Steve Jobs hat Pläne für vier Jahre hinterlassen

Datum: Autor: Pacco Kategorie: Apple, Heimkino

Der ehemalige CEO von Apple, Steve Jobs, ist gestorben, aber seine Handschrift wird noch jahrelang in Produkten zu erkennen sein. Die Daily Mail berichtet, dass Jobs Pläne für mindestens vier Generationen von iPads, iPhones, iPods und MacBooks hinterlassen hat.
Um die Zukunft des Unternehmens zu sichern, das er 1976 mitgegründet hat, verbrachte Jobs ein Jahr damit Pläne für vier weitere Produktzyklen dieser Geräte vorzubereiten, so schreibt Daily Mail.
Trotz seines schlechten Gesundheitszustands, kämpfte Jobs auch für die Bewilligung der Pläne zum Bau des neuen raumschiffartigen Hauptquartiers von Apple in Cupertino. Im Juni erschien Jobs vor dem Stadtrat von Cupertino, um die Pläne für das fast 288.000 Quadratmeter große kreisförmige Gebäude vorzustellen, das 12.000 Apple-Mitarbeiter beherbergen wird.

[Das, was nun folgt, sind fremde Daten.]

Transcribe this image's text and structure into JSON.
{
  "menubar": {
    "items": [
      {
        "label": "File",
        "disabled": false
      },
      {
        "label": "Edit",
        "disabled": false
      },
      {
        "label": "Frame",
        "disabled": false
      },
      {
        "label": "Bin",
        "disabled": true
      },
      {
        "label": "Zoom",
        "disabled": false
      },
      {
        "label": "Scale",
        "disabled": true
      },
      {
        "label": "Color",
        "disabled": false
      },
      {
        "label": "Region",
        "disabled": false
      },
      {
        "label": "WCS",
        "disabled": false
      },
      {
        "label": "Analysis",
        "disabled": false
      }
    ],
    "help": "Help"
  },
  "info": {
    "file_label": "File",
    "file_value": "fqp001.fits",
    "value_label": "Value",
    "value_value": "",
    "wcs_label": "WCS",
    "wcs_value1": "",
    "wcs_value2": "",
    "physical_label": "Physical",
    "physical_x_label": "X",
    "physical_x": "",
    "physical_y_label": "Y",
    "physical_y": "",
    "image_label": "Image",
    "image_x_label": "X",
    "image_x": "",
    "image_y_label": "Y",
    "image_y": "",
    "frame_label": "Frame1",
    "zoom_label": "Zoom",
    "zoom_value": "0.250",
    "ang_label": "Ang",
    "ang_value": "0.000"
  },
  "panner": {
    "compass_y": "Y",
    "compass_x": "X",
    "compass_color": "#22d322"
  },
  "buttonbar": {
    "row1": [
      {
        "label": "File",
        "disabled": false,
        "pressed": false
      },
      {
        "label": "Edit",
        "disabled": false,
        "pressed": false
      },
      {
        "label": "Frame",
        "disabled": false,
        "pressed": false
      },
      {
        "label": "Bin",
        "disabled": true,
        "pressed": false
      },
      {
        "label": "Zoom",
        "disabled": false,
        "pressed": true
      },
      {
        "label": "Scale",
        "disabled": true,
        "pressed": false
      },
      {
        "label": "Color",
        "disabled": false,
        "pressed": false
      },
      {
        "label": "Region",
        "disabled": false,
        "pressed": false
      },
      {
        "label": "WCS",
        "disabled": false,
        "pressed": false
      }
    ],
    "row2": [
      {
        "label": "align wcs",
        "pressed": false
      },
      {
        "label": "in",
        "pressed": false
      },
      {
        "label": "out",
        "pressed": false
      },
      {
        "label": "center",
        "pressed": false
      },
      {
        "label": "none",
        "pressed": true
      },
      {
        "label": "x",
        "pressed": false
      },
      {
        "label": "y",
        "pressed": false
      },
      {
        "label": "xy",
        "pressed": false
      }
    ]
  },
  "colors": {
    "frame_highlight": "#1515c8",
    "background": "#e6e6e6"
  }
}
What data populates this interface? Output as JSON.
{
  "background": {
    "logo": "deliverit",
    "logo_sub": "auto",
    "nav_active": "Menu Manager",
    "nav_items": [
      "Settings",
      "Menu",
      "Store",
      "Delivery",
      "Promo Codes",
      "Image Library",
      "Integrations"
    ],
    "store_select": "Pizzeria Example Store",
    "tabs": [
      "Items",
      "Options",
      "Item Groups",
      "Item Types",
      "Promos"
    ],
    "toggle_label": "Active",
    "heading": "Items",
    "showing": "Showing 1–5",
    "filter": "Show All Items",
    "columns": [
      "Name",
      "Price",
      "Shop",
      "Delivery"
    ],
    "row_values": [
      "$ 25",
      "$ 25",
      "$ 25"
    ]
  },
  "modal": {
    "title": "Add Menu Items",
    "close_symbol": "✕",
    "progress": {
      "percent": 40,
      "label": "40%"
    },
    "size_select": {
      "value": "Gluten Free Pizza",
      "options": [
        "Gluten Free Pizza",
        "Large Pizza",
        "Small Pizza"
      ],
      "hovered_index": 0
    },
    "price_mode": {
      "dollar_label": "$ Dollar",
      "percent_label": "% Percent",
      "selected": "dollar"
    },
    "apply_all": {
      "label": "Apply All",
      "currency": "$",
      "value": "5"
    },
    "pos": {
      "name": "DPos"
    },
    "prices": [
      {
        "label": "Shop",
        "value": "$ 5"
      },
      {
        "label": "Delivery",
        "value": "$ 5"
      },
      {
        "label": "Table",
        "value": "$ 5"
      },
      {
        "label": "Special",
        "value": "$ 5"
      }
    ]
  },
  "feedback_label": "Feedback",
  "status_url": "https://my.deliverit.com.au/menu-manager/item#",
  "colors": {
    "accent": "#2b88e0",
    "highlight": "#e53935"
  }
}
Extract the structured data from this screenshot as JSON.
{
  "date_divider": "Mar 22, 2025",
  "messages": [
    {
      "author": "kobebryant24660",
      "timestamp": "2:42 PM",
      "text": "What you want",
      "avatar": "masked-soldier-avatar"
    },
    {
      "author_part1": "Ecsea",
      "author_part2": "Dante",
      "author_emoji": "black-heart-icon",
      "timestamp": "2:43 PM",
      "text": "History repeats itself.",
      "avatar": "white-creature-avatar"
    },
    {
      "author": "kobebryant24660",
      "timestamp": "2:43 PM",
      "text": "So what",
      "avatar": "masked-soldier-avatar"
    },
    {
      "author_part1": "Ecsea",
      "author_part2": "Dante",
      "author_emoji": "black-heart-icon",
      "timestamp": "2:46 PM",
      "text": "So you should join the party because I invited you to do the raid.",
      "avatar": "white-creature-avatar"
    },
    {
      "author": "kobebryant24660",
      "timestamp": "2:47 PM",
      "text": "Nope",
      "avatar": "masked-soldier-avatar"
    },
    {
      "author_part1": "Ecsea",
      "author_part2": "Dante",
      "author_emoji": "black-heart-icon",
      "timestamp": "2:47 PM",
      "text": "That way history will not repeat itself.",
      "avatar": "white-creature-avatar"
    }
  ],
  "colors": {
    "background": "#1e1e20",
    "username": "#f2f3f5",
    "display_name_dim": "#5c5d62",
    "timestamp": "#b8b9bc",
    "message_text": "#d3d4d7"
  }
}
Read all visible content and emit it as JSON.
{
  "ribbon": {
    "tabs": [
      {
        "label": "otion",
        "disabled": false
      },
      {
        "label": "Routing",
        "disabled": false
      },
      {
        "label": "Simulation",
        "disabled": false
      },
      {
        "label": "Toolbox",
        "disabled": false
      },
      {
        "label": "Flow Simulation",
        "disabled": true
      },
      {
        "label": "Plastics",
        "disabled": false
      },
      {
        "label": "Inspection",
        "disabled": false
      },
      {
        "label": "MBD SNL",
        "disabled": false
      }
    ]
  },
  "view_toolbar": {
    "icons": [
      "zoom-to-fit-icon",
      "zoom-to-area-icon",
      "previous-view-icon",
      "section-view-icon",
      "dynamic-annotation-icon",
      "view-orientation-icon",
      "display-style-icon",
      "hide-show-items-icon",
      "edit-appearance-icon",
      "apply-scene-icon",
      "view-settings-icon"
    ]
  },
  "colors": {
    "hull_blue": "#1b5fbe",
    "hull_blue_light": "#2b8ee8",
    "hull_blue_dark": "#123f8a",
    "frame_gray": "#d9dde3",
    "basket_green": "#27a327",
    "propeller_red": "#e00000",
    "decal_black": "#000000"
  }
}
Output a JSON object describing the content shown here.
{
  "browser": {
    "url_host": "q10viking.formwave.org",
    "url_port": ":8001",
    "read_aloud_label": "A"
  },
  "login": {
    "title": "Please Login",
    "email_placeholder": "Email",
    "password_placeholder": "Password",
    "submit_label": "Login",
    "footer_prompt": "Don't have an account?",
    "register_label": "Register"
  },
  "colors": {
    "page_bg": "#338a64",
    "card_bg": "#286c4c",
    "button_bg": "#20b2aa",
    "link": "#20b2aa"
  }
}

Zusätzlich stand Jobs der Arbeit an iCloud vor, berichtet Daily Mail weiter.
Jobs Nachfolger Tim Cook kündigte am Dienstag das Smartphone der fünften Generation, das iPhone 4S, an.
Was danach kommt, weiß niemand außerhalb von Apple sicher. Wenn man in die Kristallkugel schaut, könnte das Unternehmen das Apple TV produzieren, über das die High-Tech-Industrie schon seit mindestens 5 Jahren spekuliert wie über ein mysteriöses Einhorn. Im Gegensatz zu der Set-Top-Box, die im Moment Netflix- und YouTube-Videos streamen kann und unter 100 Euro kostet, würde das komplette Apple Television dem Dienst von Google TV ähneln.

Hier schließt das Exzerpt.